The letter, circulated this week among medical professionals nationwide, argues that Kennedy’s campaign has given new visibility to discredited claims about vaccines, undermining trust in lifesaving immunizations at a time when the country is still grappling with the fallout from COVID-19.

“Mr. Kennedy has used his platform to spread baseless conspiracy theories that threaten public confidence in vaccines and put children and vulnerable populations at risk,” the letter states. “As health care providers, we cannot stay silent while his rhetoric fuels preventable disease outbreaks.”

Kennedy, who has built much of his political brand around questioning vaccine safety despite overwhelming scientific evidence to the contrary, has dismissed such criticisms in the past as censorship attempts. But the medical community’s latest intervention signals growing alarm over his campaign’s influence.

 

 

Signatories to the letter include pediatricians, infectious disease specialists, ER doctors, and frontline nurses, many of whom said they have treated patients suffering from illnesses that could have been prevented by vaccination. Several warned that Kennedy’s prominence risks undoing decades of public health progress.
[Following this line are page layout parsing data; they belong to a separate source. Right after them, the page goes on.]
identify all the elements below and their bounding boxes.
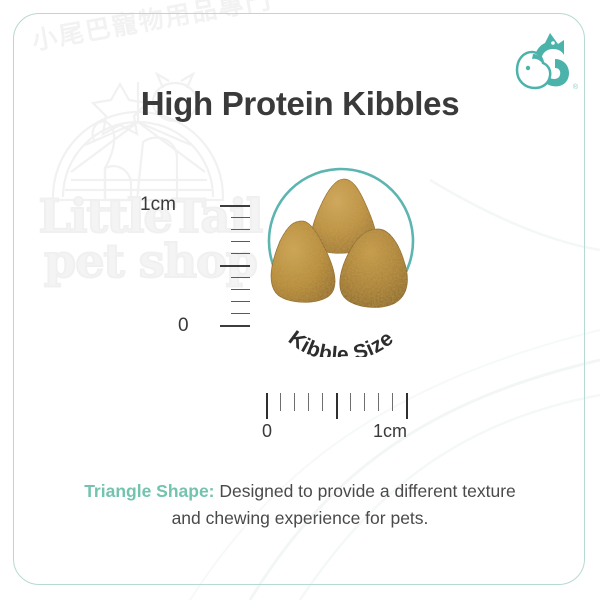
svg-text:Kibble Size: Kibble Size	[284, 326, 398, 357]
vertical-size-ruler: 1cm 0	[140, 205, 250, 340]
horizontal-ruler-tick	[406, 393, 408, 419]
feature-description-highlight: Triangle Shape:	[84, 481, 214, 501]
horizontal-ruler-tick	[350, 393, 351, 411]
vertical-ruler-tick	[220, 325, 250, 327]
kibble-illustration: Kibble Size	[258, 163, 423, 358]
product-feature-card: 小尾巴寵物用品專門 LittleTail	[0, 0, 600, 600]
vertical-ruler-bottom-label: 0	[178, 315, 189, 337]
horizontal-ruler-tick	[336, 393, 338, 419]
horizontal-ruler-tick	[308, 393, 309, 411]
horizontal-ruler-tick	[280, 393, 281, 411]
horizontal-ruler-tick	[392, 393, 393, 411]
horizontal-ruler-tick	[322, 393, 323, 411]
horizontal-ruler-right-label: 1cm	[373, 421, 407, 442]
horizontal-ruler-tick	[378, 393, 379, 411]
feature-description-body: Designed to provide a different texture …	[172, 481, 516, 528]
vertical-ruler-tick	[231, 277, 250, 278]
vertical-ruler-tick	[220, 205, 250, 207]
vertical-ruler-tick	[231, 289, 250, 290]
kibble-size-caption: Kibble Size	[254, 287, 429, 357]
vertical-ruler-tick	[231, 217, 250, 218]
vertical-ruler-top-label: 1cm	[140, 194, 176, 216]
kibble-size-caption-text: Kibble Size	[284, 326, 398, 357]
page-title: High Protein Kibbles	[0, 85, 600, 123]
horizontal-ruler-left-label: 0	[262, 421, 272, 442]
horizontal-ruler-tick	[364, 393, 365, 411]
watermark-chinese-text: 小尾巴寵物用品專門	[29, 0, 276, 57]
cat-and-dog-logo-icon	[514, 30, 572, 92]
feature-description: Triangle Shape: Designed to provide a di…	[70, 478, 530, 532]
vertical-ruler-tick	[231, 253, 250, 254]
vertical-ruler-tick	[220, 265, 250, 267]
vertical-ruler-tick	[231, 301, 250, 302]
vertical-ruler-tick	[231, 313, 250, 314]
horizontal-ruler-tick	[294, 393, 295, 411]
vertical-ruler-tick	[231, 241, 250, 242]
horizontal-ruler-tick	[266, 393, 268, 419]
vertical-ruler-tick	[231, 229, 250, 230]
horizontal-size-ruler: 0 1cm	[266, 393, 416, 443]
“Every time he repeats falsehoods, we see parents hesitate, and we see children left unprotected,” said Dr. Maya Patel, a pediatrician in Chicago who signed the letter. “This isn’t politics—it’s about preventing unnecessary deaths.”

The group is urging Kennedy to step aside, arguing that his candidacy not only erodes trust in public health but also fuels polarization around basic science. “We believe in free speech,” the letter concludes, “but when misinformation leads directly to preventable suffering, leaders have a moral obligation to stop.”